Código Florestal
O Plenário da Câmara dos Deputados aprovou na quarta-feira, 25 de abril, por 274 votos a 184, o texto do deputado Paulo Piau (PMDB-MG), que reforma o Código Florestal Brasileiro. O projeto segue agora para a sanção da presidente Dilma Rouseff (PT), e a expectativa é de que parte dele seja vetado.
A recuperação de áreas desmatadas às margens de rios é a principal polêmica do Código Florestal – e foi aprovada. As propriedades rurais que possuem rios com até dez metros de largura terão de recuperar uma faixa de 15 metros a cada margem. Essa regra tem atenuantes para pequenas propriedades, obrigadas a recuperar uma extensão menor da vegetação nativa.
Os deputados estaduais democratas e também produtores rurais Helio de Sousa e Nilo Resende se posicionaram a favor do texto aprovado, já que se busca uma conciliação, segundo eles, entre a produção e preservação.
Nilo lembra que a discussão se arrasta há anos e espera que a presidente Dilma Rousseff não vete o texto do deputado Piau. “Entendo que temos de produzir com sustentabilidade, mas sem agravar os produtores. Acredito que, se o projeto for aprovado com esse teor, o País será beneficiado. Estão colocando os produtores como marginais e não somos. O Brasil é o único país do mundo que tem essa rigidez na questão ambiental”, disse.
Já ambientalistas consideram que a ausência de regras e exigências anistia antigos desmatamentos e incentiva novas destruições da vegetação. A interpretação é a de que, como não há regulamentação, na prática, ficam consideradas regulares as propriedades que desmataram em margens de rios com largura superior a 10 metros.

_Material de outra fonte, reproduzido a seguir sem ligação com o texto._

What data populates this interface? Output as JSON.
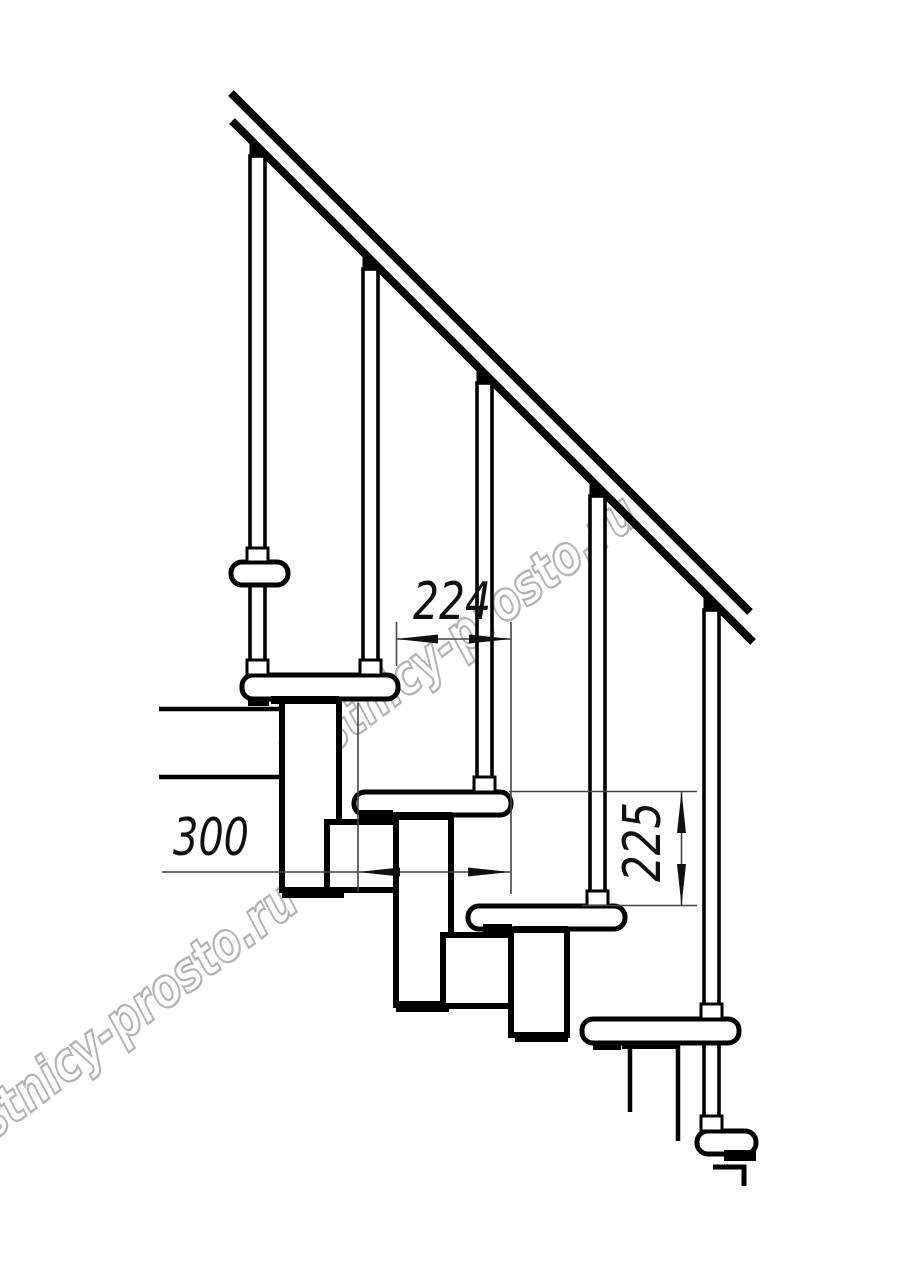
{
  "page": {
    "background": "#ffffff"
  },
  "drawing": {
    "dimensions": {
      "step_run": "224",
      "tread_depth": "300",
      "step_rise": "225"
    },
    "watermark": {
      "text": "lestnicy-prosto.ru"
    },
    "colors": {
      "line": "#000000",
      "fill": "#ffffff",
      "dim_line": "#444444",
      "dim_text": "#111111",
      "watermark": "#b3b3b3"
    }
  }
}
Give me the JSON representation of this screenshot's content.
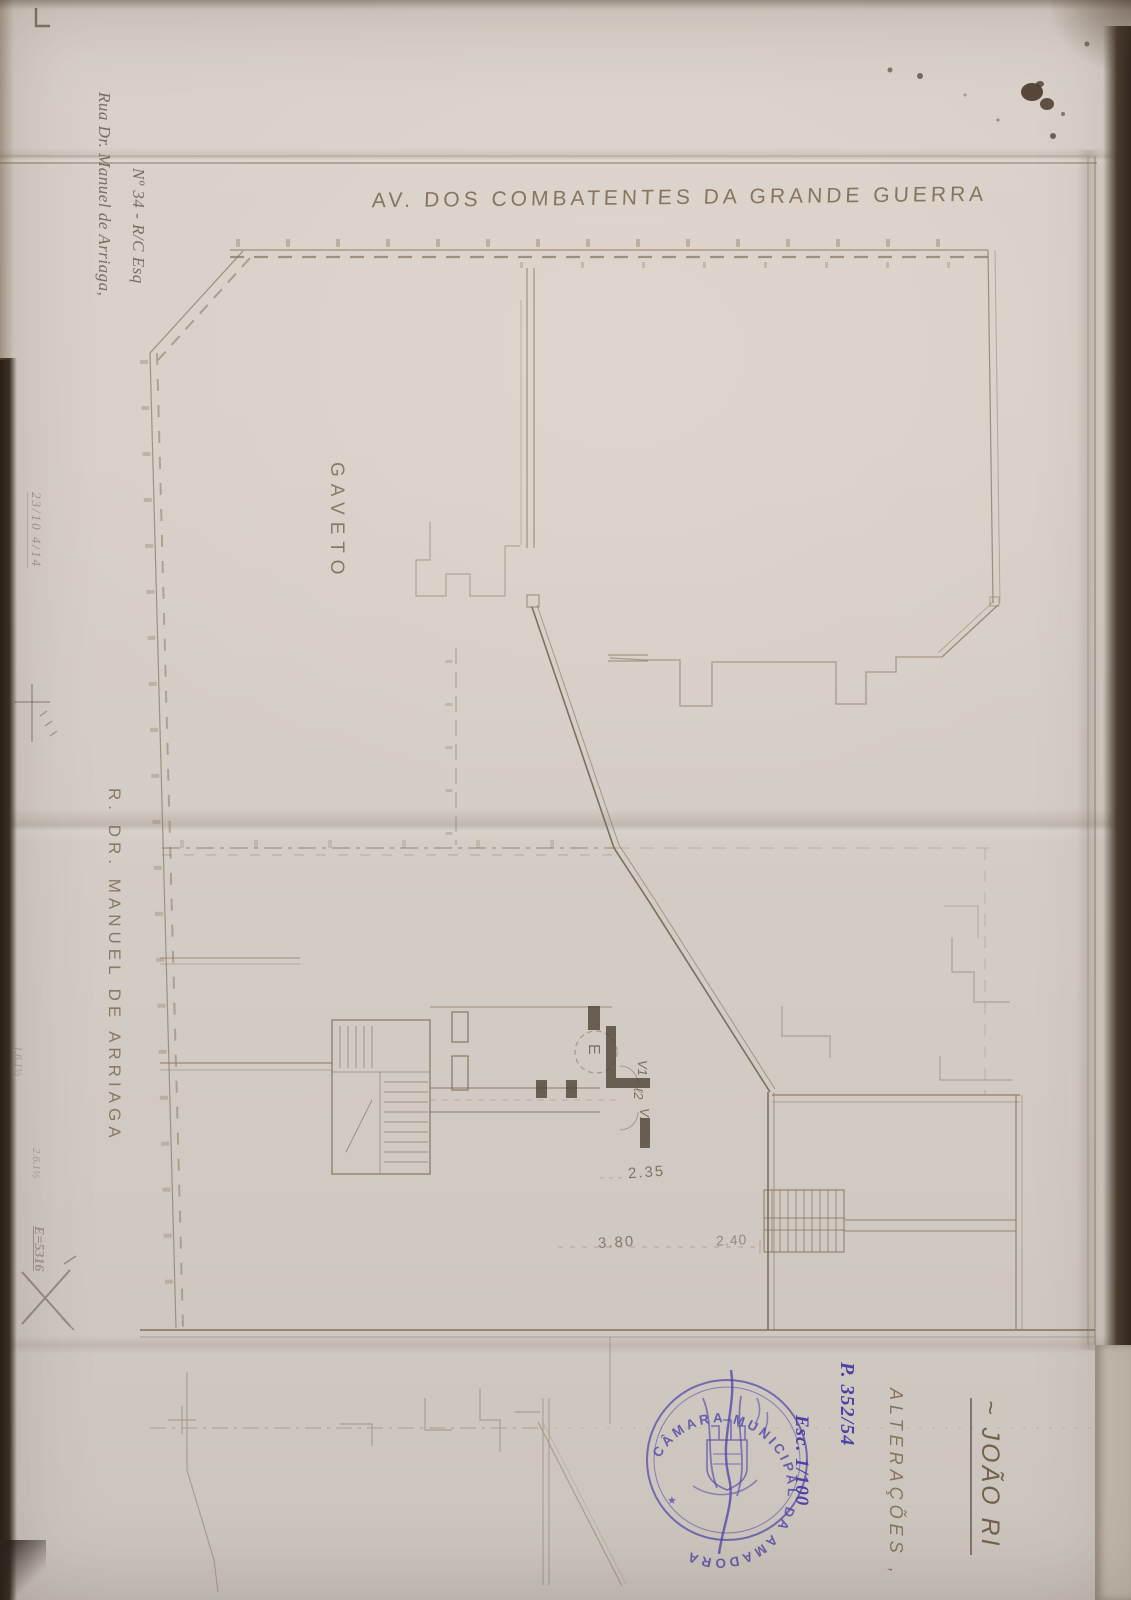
{
  "page": {
    "street_top_label": "AV. DOS COMBATENTES DA GRANDE GUERRA",
    "street_left_label": "R. DR. MANUEL DE ARRIAGA",
    "corner_label": "GAVETO",
    "address_line1": "Rua Dr. Manuel de Arriaga,",
    "address_line2": "Nº 34 - R/C Esq",
    "title_name": "~ JOÃO RI",
    "alteracoes_label": "ALTERAÇÕES ,",
    "process_note": "P. 352/54",
    "scale_note": "Esc. 1/100",
    "dim_235": "2.35",
    "dim_380": "3.80",
    "dim_240": "2.40",
    "entry_label": "E",
    "door_label_v1a": "V1",
    "door_label_l2": "ℓ2",
    "door_label_v1b": "V1",
    "pencil_note_date": "23/10 4/14",
    "pencil_note_a": "1.6.1½",
    "pencil_note_b": "2.6.1½",
    "pencil_note_c": "E=5316"
  },
  "stamp": {
    "ring_text": "CÂMARA MUNICIPAL DA AMADORA",
    "star": "★",
    "ink_color": "#4c42a6"
  },
  "colors": {
    "paper": "#d7cfc7",
    "pencil": "#8d7c67",
    "pencil_dark": "#5a4c3d",
    "ink_blue": "#4c42a6",
    "stain_brown": "#4a3a2c"
  }
}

Quanto a esse argumento ambientalista, Nilo o considera retrógrado. “O Código vai regulamentar o que for desmatado daqui para frente”, lembrou. O parlamentar, que já exerceu a função de produtor rural no Estado, agora atua no Mato Grosso (MT).
Helio de Sousa acredita que a matéria não cede demais ao agronegócio, como afirmado por uma corrente, notadamente os chamados ambientalistas. “O texto do relator buscou permitir a quem está produzindo que possa continuar produzindo, e ao mesmo tempo buscou garantir condições para que as nossas nascentes sejam recuperadas”, explicou.
O democrata, que é produtor rural em Goianésia, defendeu ainda a criação de uma legislação que busque amenizar as catástrofes que têm acontecido nas grandes cidades, denominada por ele como “Código Urbano Ambiental”.
A Comissão de Meio Ambiente e Recursos Hídricos da Assembleia, sob a presidência do deputado Wagner Siqueira (PMDB), também se propôs a reiniciar o debate, através de audiências públicas, a fim de auxiliar na confecção do Código Florestal Estadual.